Extract and load data

You can develop jobs to move data between various sources and in various formats. These examples show how you can extract data, identify changes between files, and load data to a database or a data warehouse.

Extract data from a database to a file or data set

You can extract bulk data from a database. For example, the Oracle Connector stage can use customized SQL in the Oracle database to extract the customer address, phone number, and account balance in parallel. You can develop a similar job to extract data from any relational database source.

In the first example, the extracted data is written to a sequential file to share with other departments in the company. In the second example, the extracted data is written to a data set for use downstream in another job. A data set stores data in a persistent form that uses parallel storage; that is, data partitioned storage. Data sets optimize I/O performance by preserving the degree of partitioning.

Figure 1. Extract data from a database to a sequential file
The figure shows a job that extracts data from a database by using an Oracle Connector stage and transforms the data by using a Transformer stage. The job writes the data to a target file by using a Sequential File stage.
Figure 2. Extract data from a database to a data set
The figure shows a job that extracts data from a database by using an Oracle Connector stage and transforms the data by using a Transformer stage. The job writes the data to a target data set by using a Data Set stage.

Load data with high-speed native connectivity

You can read data from a file, sort the data numerically to optimize storage, and bulk load the data to a database in native format. For example, you can load third-party data that your organization receives to a Netezza® table for analysis by using the Netezza Connector stage. Like each of the database connector stages, the Netezza Connector stage in this example uses the native API of the database to maximize performance.

Figure 3. Load to a Netezza table
The figure shows a job that extracts data from the source file by using a Sequential File stage and sorts the data by using a Sort stage. The job loads the data to the target database by using a Netezza Connector stage.

Load data in real time to a data warehouse

You can develop a job to move data in real time to a data warehouse. For example, you can capture real-time information about sales, inventory, and shipments from your company’s transactional systems on disparate platforms. You can then standardize and integrate the information, and deliver it to a data warehouse that supports a single reporting framework.

In this example, the job loads data from orders in real time by using the WebSphere® MQ Connector stage. The job parses the data by using the XML stage and transforms the data by using the Transformer stage. The job then updates the reference table and loads data to a Db2® database by using the Slowly Changing Dimension stage. The Slowly Changing Dimension stage is a processing stage that works within the context of a star schema database.

Figure 4. Load data to a data warehouse
The figure shows the job that is described in the text.

Extract data from SAP

You can extract data from SAP and load it to SAP Business Warehouse (SAP BW), to an existing enterprise data warehouse, or to a file or other target. For example, you can extract data by using the Advanced Business Application Programming (ABAP) Extract stage. The ABAP Extract stage generates an ABAP program and uploads it to the SAP system. The ABAP program runs an SQL query and extracts the data.

In this sample job, the extracted data is formatted for the target stage by a Transformer stage. The formatted data is loaded to an SAP business warehouse by using the SAP BW stage. The SAP stages are provided by IBM® InfoSphere® Information Server Pack for SAP Applications and InfoSphere Information Server Pack for SAP BW.

Figure 5. Extract data from SAP
The figure shows a job that extracts data by using an ABAP Extract stage and formats the data by using a Transformer stage. The job loads the data by using an SAP BW stage.

Fetch data from a web service to enrich data

You can enrich data by using a web service to retrieve data from an application. For example, you can retrieve data from an HR application like Workday by using the Web Services Transformer stage. This sample job retrieves the data and then parses it by using the XML stage to generate rows and columns.

Figure 6. Fetch data from a web service
The figure shows a job that extracts data by using a Sequential File stage and retrieves the data by using a Web Services Transformer stage.

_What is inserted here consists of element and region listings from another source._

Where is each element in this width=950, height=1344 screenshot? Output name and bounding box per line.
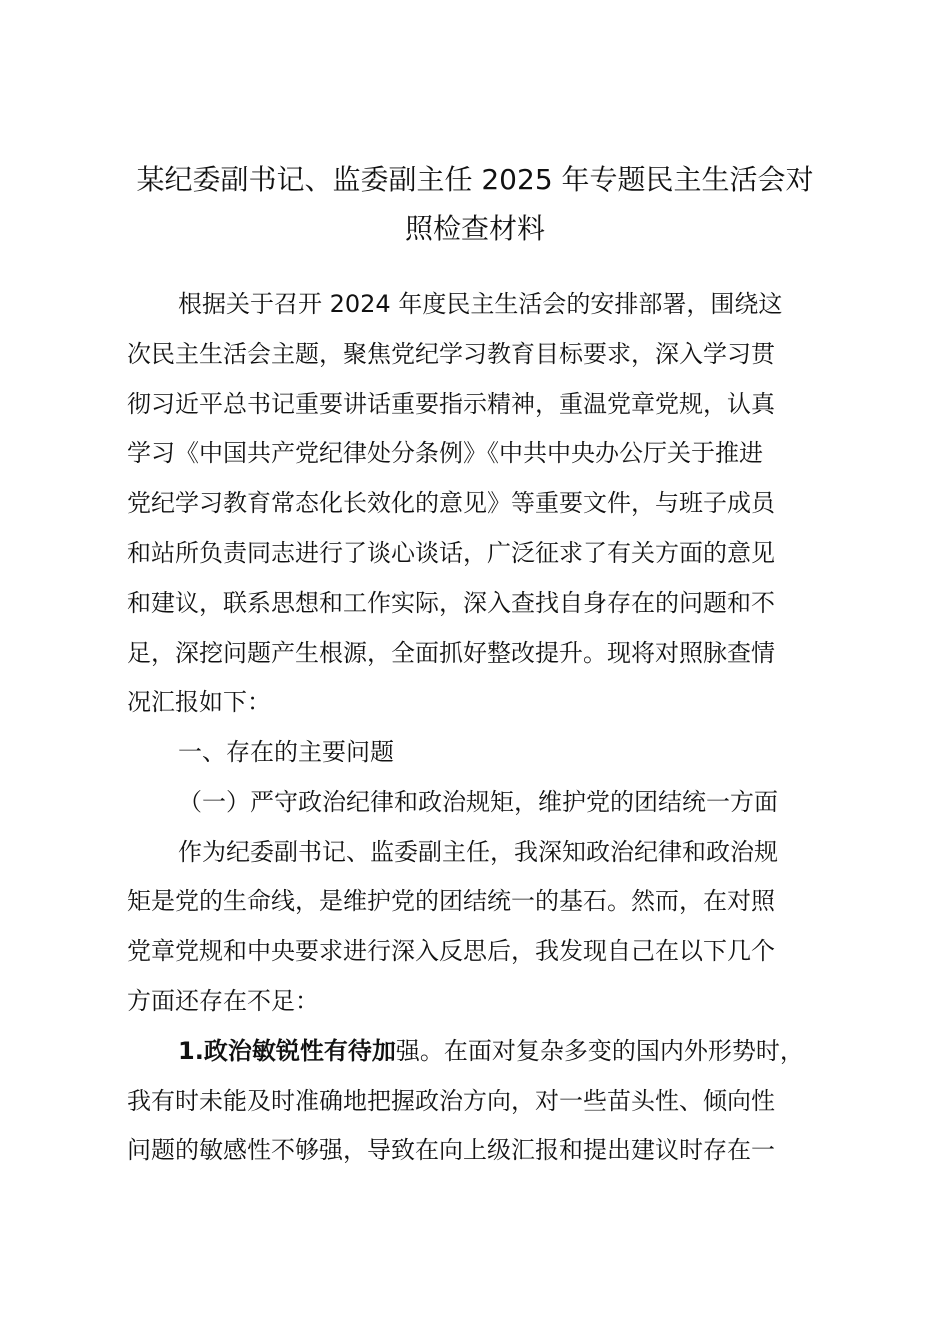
intro-line: 况汇报如下： [127, 688, 271, 716]
paragraph-line: 我有时未能及时准确地把握政治方向，对一些苗头性、倾向性 [127, 1087, 775, 1115]
intro-line: 党纪学习教育常态化长效化的意见》等重要文件，与班子成员 [127, 489, 775, 517]
intro-line: 学习《中国共产党纪律处分条例》《中共中央办公厅关于推进 [127, 439, 763, 467]
intro-line: 次民主生活会主题，聚焦党纪学习教育目标要求，深入学习贯 [127, 340, 775, 368]
intro-line: 和建议，联系思想和工作实际，深入查找自身存在的问题和不 [127, 589, 775, 617]
section-heading: 一、存在的主要问题 [178, 738, 394, 766]
paragraph-line: 矩是党的生命线，是维护党的团结统一的基石。然而，在对照 [127, 887, 775, 915]
intro-line: 根据关于召开 2024 年度民主生活会的安排部署，围绕这 [178, 290, 783, 318]
intro-line: 彻习近平总书记重要讲话重要指示精神，重温党章党规，认真 [127, 390, 775, 418]
paragraph-line: 党章党规和中央要求进行深入反思后，我发现自己在以下几个 [127, 937, 775, 965]
paragraph-line: 作为纪委副书记、监委副主任，我深知政治纪律和政治规 [178, 838, 778, 866]
paragraph-line: 方面还存在不足： [127, 987, 319, 1015]
point-1-heading: 1.政治敏锐性有待加 [178, 1037, 396, 1065]
point-1-text: 强。在面对复杂多变的国内外形势时， [395, 1037, 804, 1065]
intro-line: 足，深挖问题产生根源，全面抓好整改提升。现将对照脉查情 [127, 639, 775, 667]
point-1-line [178, 1036, 898, 1066]
document-title-line-1: 某纪委副书记、监委副主任 2025 年专题民主生活会对 [136, 163, 814, 196]
subsection-heading: （一）严守政治纪律和政治规矩，维护党的团结统一方面 [178, 788, 778, 816]
intro-line: 和站所负责同志进行了谈心谈话，广泛征求了有关方面的意见 [127, 539, 775, 567]
paragraph-line: 问题的敏感性不够强，导致在向上级汇报和提出建议时存在一 [127, 1136, 775, 1164]
document-title-line-2: 照检查材料 [404, 212, 545, 245]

The job parses the data by using an XML stage and loads the data by using another Sequential File stage.

Identify database changes

You can identify database changes and apply the changes to a target database.

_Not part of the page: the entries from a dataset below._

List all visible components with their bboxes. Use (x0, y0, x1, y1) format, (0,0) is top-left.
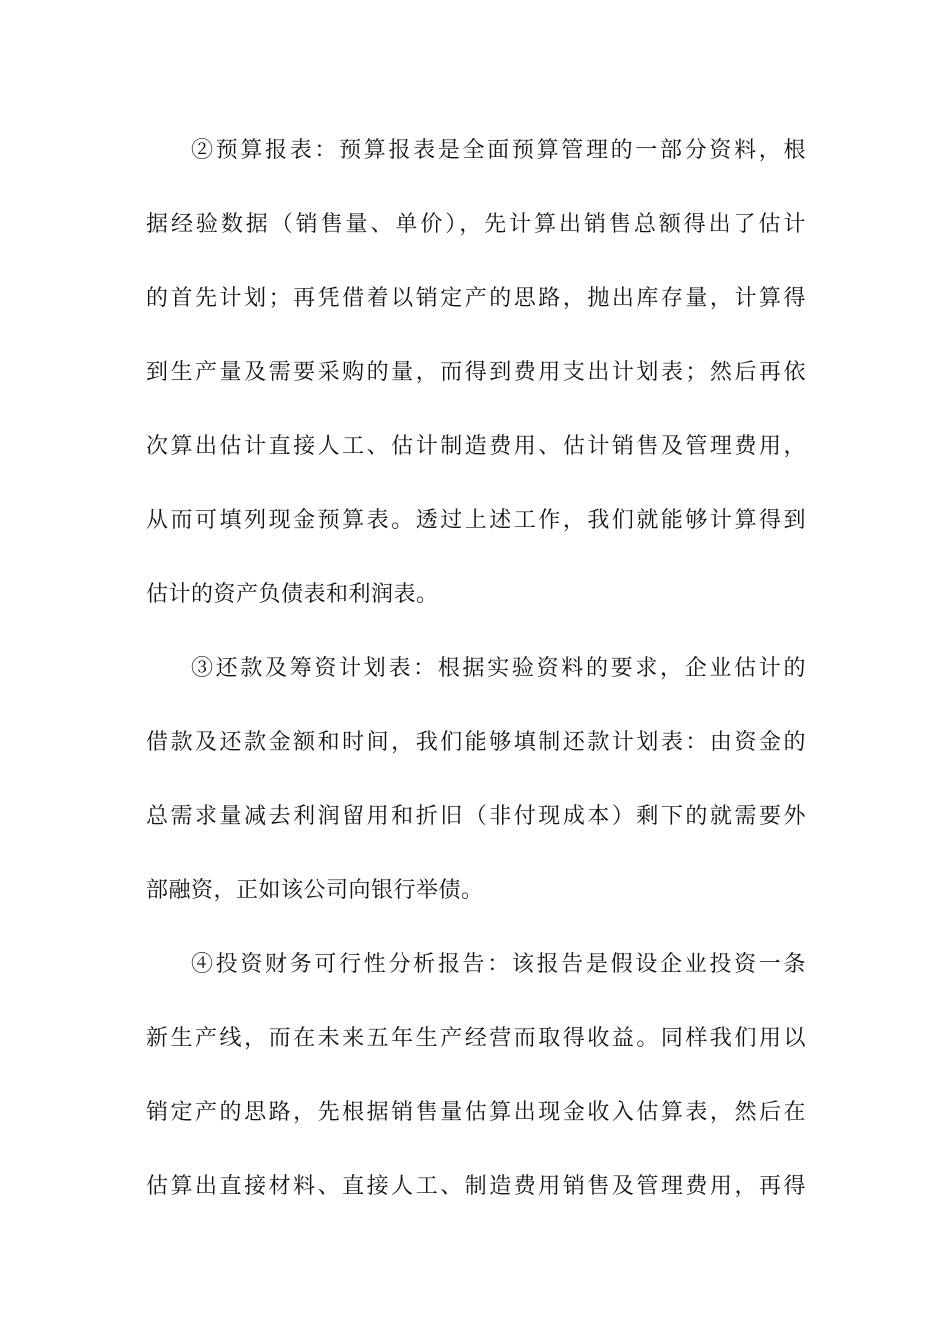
text-line: 次算出估计直接人工、估计制造费用、估计销售及管理费用， (146, 434, 806, 459)
paragraph-investment-analysis (146, 940, 806, 1236)
text-line: 估计的资产负债表和利润表。 (146, 582, 439, 607)
document-body (146, 126, 806, 1236)
text-line: 从而可填列现金预算表。透过上述工作，我们就能够计算得到 (146, 508, 806, 533)
text-line: 据经验数据（销售量、单价），先计算出销售总额得出了估计 (146, 212, 806, 237)
paragraph-repayment-plan (146, 644, 806, 940)
text-line: 销定产的思路，先根据销售量估算出现金收入估算表，然后在 (146, 1100, 806, 1125)
text-line: 新生产线，而在未来五年生产经营而取得收益。同样我们用以 (146, 1026, 806, 1051)
text-line: 的首先计划；再凭借着以销定产的思路，抛出库存量，计算得 (146, 286, 806, 311)
text-line: 到生产量及需要采购的量，而得到费用支出计划表；然后再依 (146, 360, 806, 385)
text-line: 借款及还款金额和时间，我们能够填制还款计划表：由资金的 (146, 730, 806, 755)
text-line: ②预算报表：预算报表是全面预算管理的一部分资料，根 (191, 138, 806, 163)
text-line: 总需求量减去利润留用和折旧（非付现成本）剩下的就需要外 (146, 804, 806, 829)
text-line: ③还款及筹资计划表：根据实验资料的要求，企业估计的 (191, 656, 806, 681)
text-line: 部融资，正如该公司向银行举债。 (146, 878, 484, 903)
paragraph-budget-report (146, 126, 806, 644)
text-line: 估算出直接材料、直接人工、制造费用销售及管理费用，再得 (146, 1174, 806, 1199)
text-line: ④投资财务可行性分析报告：该报告是假设企业投资一条 (191, 952, 806, 977)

This sample job reads data that is captured by InfoSphere Change Data Capture (CDC) and applies the change data to a target database by using the CDC Transaction stage.

InfoSphere CDC is part of IBM InfoSphere Data Replication, which is a replication technology that captures database changes as they happen and delivers them to InfoSphere DataStage®, target databases, or message queues. InfoSphere Data Replication collects data changes by using low-impact, low-latency database log analysis.

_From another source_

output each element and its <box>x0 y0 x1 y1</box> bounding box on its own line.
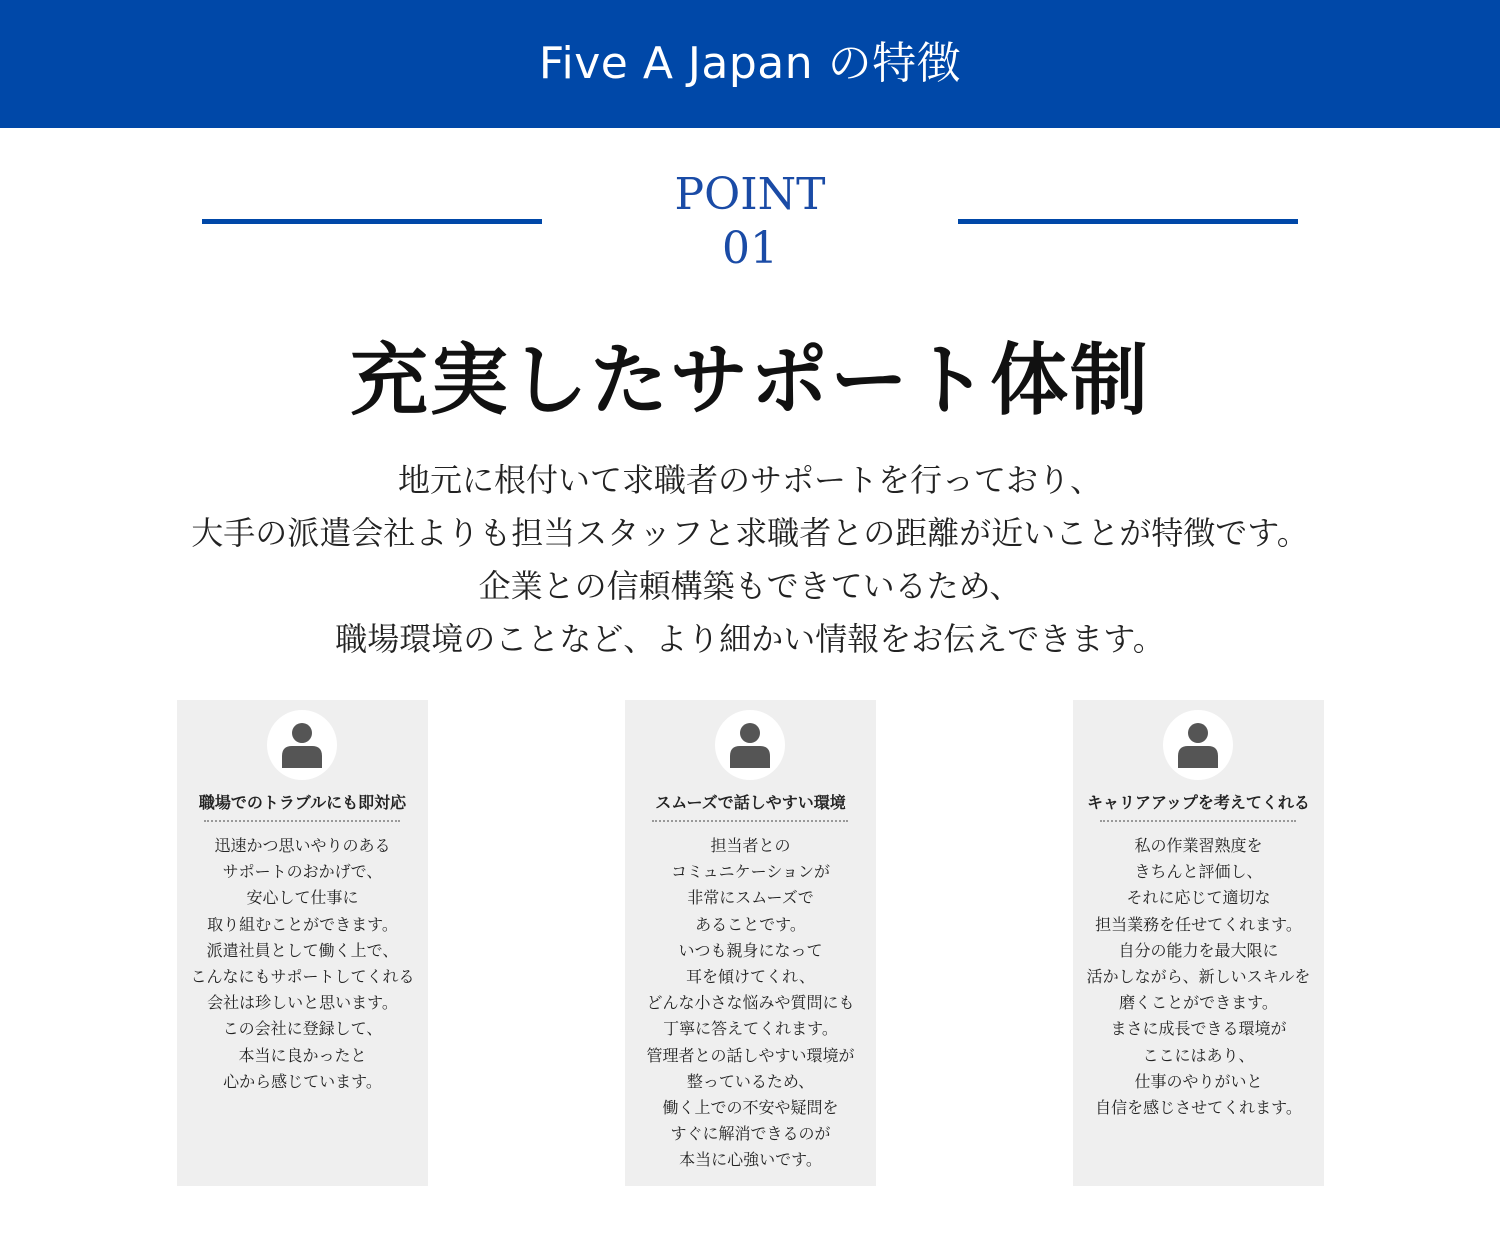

This solution provides several advantages. Overhead on the database system is lower because processing the data is log-based. Only changed data is moved across the network. The total processing on the ETL server is lighter because the server does not need to find the changes.

Figure 7. Identify changes with the CDC Transaction stage
The figure shows a job that reads captured data by using a CDC Transaction stage. The job loads change data and bookmark information to the target database by using a Db2 Connector stage.